Handicap : accompagner grâce au travail

L’ouverture du Café joyeux, à Tours, a mis en lumière l’emploi des personnes en situation de handicap. Dans l’ombre, les personnes handicapées n’ont pas attendu ce café pour travailler, comme c’est le cas dans les ESAT, Établissements et Services d’Aide par le Travail. Envie d’en savoir plus ?
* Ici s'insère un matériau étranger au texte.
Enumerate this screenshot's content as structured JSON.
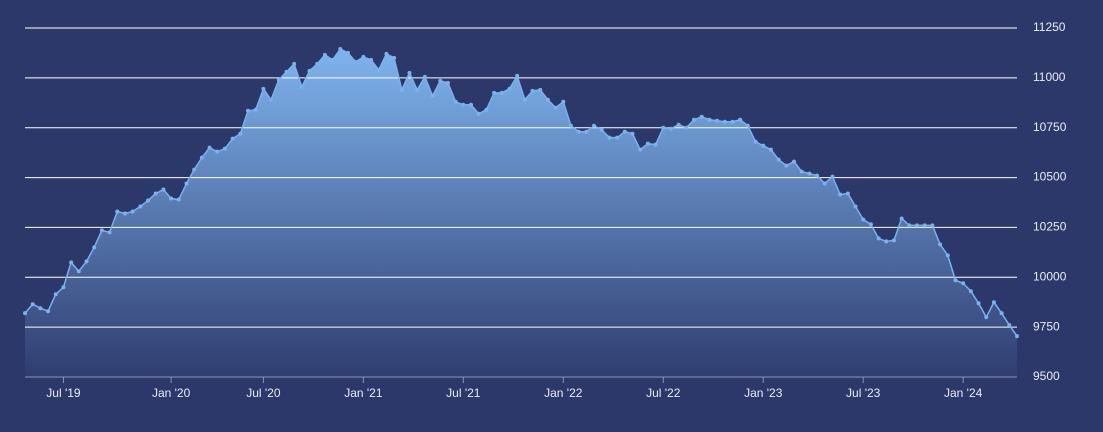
{
  "chart_data": {
    "type": "area",
    "categories": [
      null,
      null,
      null,
      null,
      null,
      "Jul '19",
      null,
      null,
      null,
      null,
      null,
      null,
      null,
      null,
      null,
      null,
      null,
      null,
      null,
      "Jan '20",
      null,
      null,
      null,
      null,
      null,
      null,
      null,
      null,
      null,
      null,
      null,
      "Jul '20",
      null,
      null,
      null,
      null,
      null,
      null,
      null,
      null,
      null,
      null,
      null,
      null,
      "Jan '21",
      null,
      null,
      null,
      null,
      null,
      null,
      null,
      null,
      null,
      null,
      null,
      null,
      "Jul '21",
      null,
      null,
      null,
      null,
      null,
      null,
      null,
      null,
      null,
      null,
      null,
      null,
      "Jan '22",
      null,
      null,
      null,
      null,
      null,
      null,
      null,
      null,
      null,
      null,
      null,
      null,
      "Jul '22",
      null,
      null,
      null,
      null,
      null,
      null,
      null,
      null,
      null,
      null,
      null,
      null,
      "Jan '23",
      null,
      null,
      null,
      null,
      null,
      null,
      null,
      null,
      null,
      null,
      null,
      null,
      "Jul '23",
      null,
      null,
      null,
      null,
      null,
      null,
      null,
      null,
      null,
      null,
      null,
      null,
      "Jan '24",
      null,
      null,
      null,
      null,
      null,
      null,
      null
    ],
    "values": [
      9820,
      9865,
      9845,
      9830,
      9915,
      9950,
      10075,
      10030,
      10080,
      10150,
      10235,
      10225,
      10330,
      10320,
      10330,
      10355,
      10385,
      10420,
      10440,
      10395,
      10390,
      10470,
      10540,
      10600,
      10650,
      10630,
      10645,
      10695,
      10720,
      10835,
      10840,
      10945,
      10890,
      10990,
      11030,
      11070,
      10955,
      11035,
      11070,
      11115,
      11090,
      11145,
      11125,
      11080,
      11105,
      11090,
      11040,
      11120,
      11100,
      10940,
      11025,
      10940,
      11005,
      10910,
      10985,
      10975,
      10880,
      10865,
      10865,
      10820,
      10840,
      10925,
      10925,
      10945,
      11010,
      10890,
      10935,
      10940,
      10890,
      10850,
      10880,
      10760,
      10730,
      10730,
      10760,
      10740,
      10700,
      10700,
      10730,
      10720,
      10640,
      10670,
      10665,
      10750,
      10745,
      10765,
      10750,
      10790,
      10805,
      10790,
      10785,
      10780,
      10780,
      10790,
      10760,
      10680,
      10660,
      10640,
      10590,
      10560,
      10580,
      10530,
      10520,
      10510,
      10470,
      10505,
      10415,
      10420,
      10355,
      10290,
      10265,
      10195,
      10180,
      10185,
      10295,
      10260,
      10260,
      10260,
      10260,
      10165,
      10110,
      9985,
      9970,
      9930,
      9870,
      9800,
      9875,
      9820,
      9760,
      9705
    ],
    "color": "#7ab2ee",
    "ylim": [
      9500,
      11250
    ],
    "yticks": [
      9500,
      9750,
      10000,
      10250,
      10500,
      10750,
      11000,
      11250
    ],
    "grid": true
  }
}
Vendredi. Tout le monde s’affaire. On passe le balai, et on déplace les meubles pour accueillir le public. L’ESAT Les Vallées, à Luynes, a en effet choisi d’ouvrir ses portes au public le mardi 21 juin : « l’événement s’adresse aux personnes handicapées et à leurs proches intéressés par notre structure, bien sûr. Mais nous avons aussi déposé des dépliants dans les boîtes aux lettres du quartier, où les voisins ne savent pas toujours ce que nous faisons ici », explique Aline Palleschi, directrice adjointe de la structure.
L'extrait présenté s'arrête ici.